Andrea Pirlo était un joueur à part, du genre que l’on retient. Un joueur immédiatement identifiable par sa manière de jouer, de se mouvoir sur un terrain. Né en 1979 à proximité de Brescia, passé professionnel au milieu des années 1990 et retraité depuis 2017, il aura foulé les terrains du monde entier – mais surtout ceux d’Italie – durant deux décennies et fait le bonheur de millions de personnes, surtout lors d’un certain été 2006 qui le vit remporter la plus grande des compétitions avec son équipe nationale. S’il a porté le maillot de six clubs différents, il a surtout été un joueur majeur des trois équipes qui comptent le plus en Italie : l’AC Milan, la Juventus et la Nazionale, trois équipes avec lesquelles il remporta les plus grands trophées. Celui que les Italiens surnomment affectueusement « la Fée Clochette », joua avec les plus grands et devint, lui-même, l’un des plus grands.

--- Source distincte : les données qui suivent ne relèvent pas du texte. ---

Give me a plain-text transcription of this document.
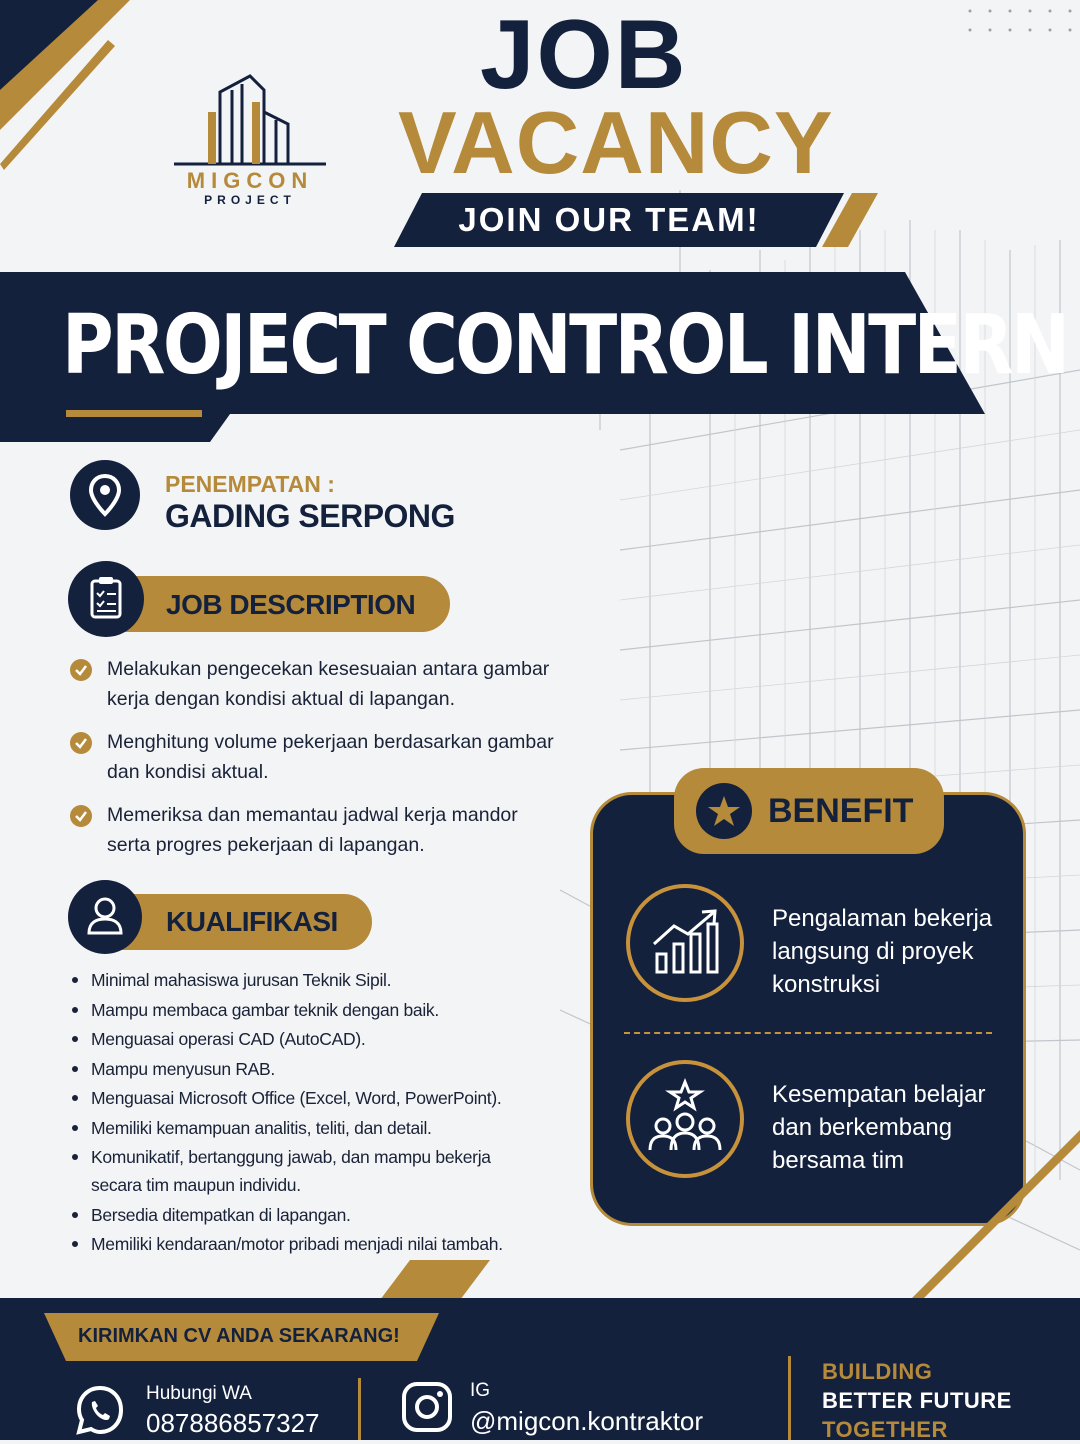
MIGCON
PROJECT
JOB
VACANCY
JOIN OUR TEAM!
PROJECT CONTROL INTERN
PENEMPATAN :
GADING SERPONG
JOB DESCRIPTION
Melakukan pengecekan kesesuaian antara gambar kerja dengan kondisi aktual di lapangan.
Menghitung volume pekerjaan berdasarkan gambar dan kondisi aktual.
Memeriksa dan memantau jadwal kerja mandor serta progres pekerjaan di lapangan.
KUALIFIKASI
Minimal mahasiswa jurusan Teknik Sipil.
Mampu membaca gambar teknik dengan baik.
Menguasai operasi CAD (AutoCAD).
Mampu menyusun RAB.
Menguasai Microsoft Office (Excel, Word, PowerPoint).
Memiliki kemampuan analitis, teliti, dan detail.
Komunikatif, bertanggung jawab, dan mampu bekerja secara tim maupun individu.
Bersedia ditempatkan di lapangan.
Memiliki kendaraan/motor pribadi menjadi nilai tambah.
BENEFIT
Pengalaman bekerja langsung di proyek konstruksi
Kesempatan belajar dan berkembang bersama tim
KIRIMKAN CV ANDA SEKARANG!
Hubungi WA
087886857327
IG
@migcon.kontraktor
BUILDING
BETTER FUTURE
TOGETHER
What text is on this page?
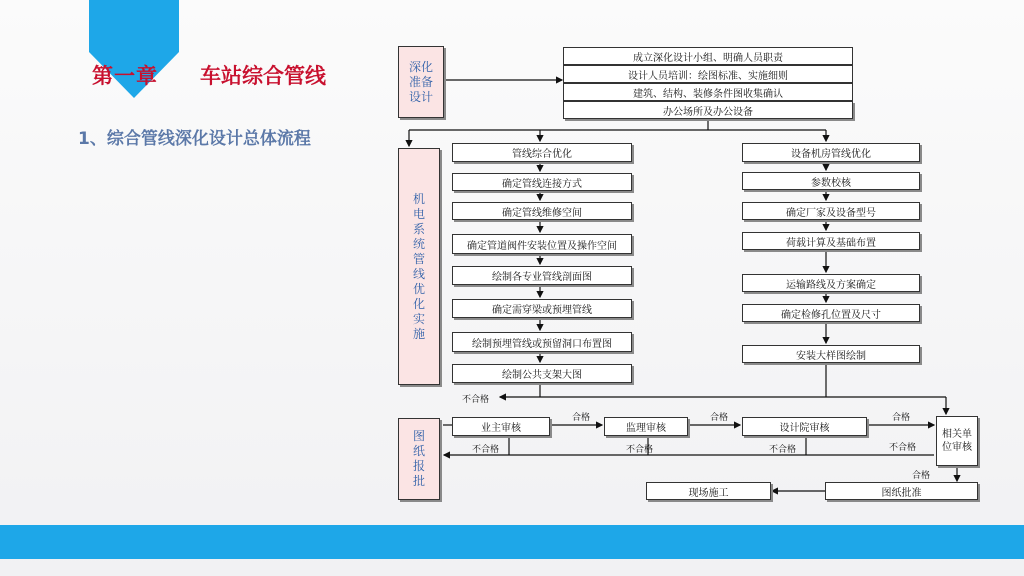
第一章 车站综合管线
1、综合管线深化设计总体流程
深化准备设计
机电系统管线优化实施
图纸报批
成立深化设计小组、明确人员职责
设计人员培训：绘图标准、实施细则
建筑、结构、装修条件图收集确认
办公场所及办公设备
管线综合优化
确定管线连接方式
确定管线维修空间
确定管道阀件安装位置及操作空间
绘制各专业管线剖面图
确定需穿梁或预埋管线
绘制预埋管线或预留洞口布置图
绘制公共支架大图
设备机房管线优化
参数校核
确定厂家及设备型号
荷载计算及基础布置
运输路线及方案确定
确定检修孔位置及尺寸
安装大样图绘制
业主审核	监理审核	设计院审核
相关单位审核
图纸批准
现场施工
不合格
合格	合格	合格
不合格	不合格	不合格	不合格
合格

S’il a également connu des périodes plus difficiles dans sa carrière, il a toujours su rebondir afin de la relancer.
Né dans la région de Brescia en Lombardie, au sein d’une famille aisée, Andrea Pirlo touche rapidement ses premiers ballons et se retrouve inscrit, tout comme son grand frère, au sein du club de football de sa ville, Flero. Très doué, le jeune Andrea est rapidement repéré par des représentants de clubs de Brescia. C’est à Brescia que Pirlo démarre en tant que professionnel, goûtant pour la première fois à la Serie A. Logiquement, après être passé de Flero à Brescia, le futur champion du monde passe un nouveau cap en signant à l’Inter, l’un des deux géants lombards.
Ce passage d’Andrea à l’Inter, souvent oublié, et faisant de lui l’un des membres de la liste fermée des joueurs ayant joué pour les trois grands d’Italie (Inter, Milan, Juve), représente un demi-échec dans sa carrière, car, comme il l’avouera plus tard, il aurait grandement souhaité réussir à l’Inter, un club auquel il était attaché durant sa jeunesse. Seulement voilà, l’Inter, à la fin des années 1990, est un club extrêmement instable où la valse des entraîneurs est constante. La solution trouvée pour le jeune joueur est de partir en prêt. C’est à cette occasion qu’il va, pour la seule fois de sa carrière, s’éloigner du Nord de l’Italie. En effet, en 1999, Pirlo rejoint la Reggina, club calabrais ambitieux, alignant une équipe jeune où Pirlo trouve toute sa place et surtout du temps de jeu. Après cette saison satisfaisante, la situation de Pirlo à l’Inter ne s’améliore guère et il choisit même de retourner à Brescia, toujours sous forme de prêt. C’est la consécration d’un premier échec qui marquera le joueur, lui qui s’apprêtait alors à connaître des années fastes.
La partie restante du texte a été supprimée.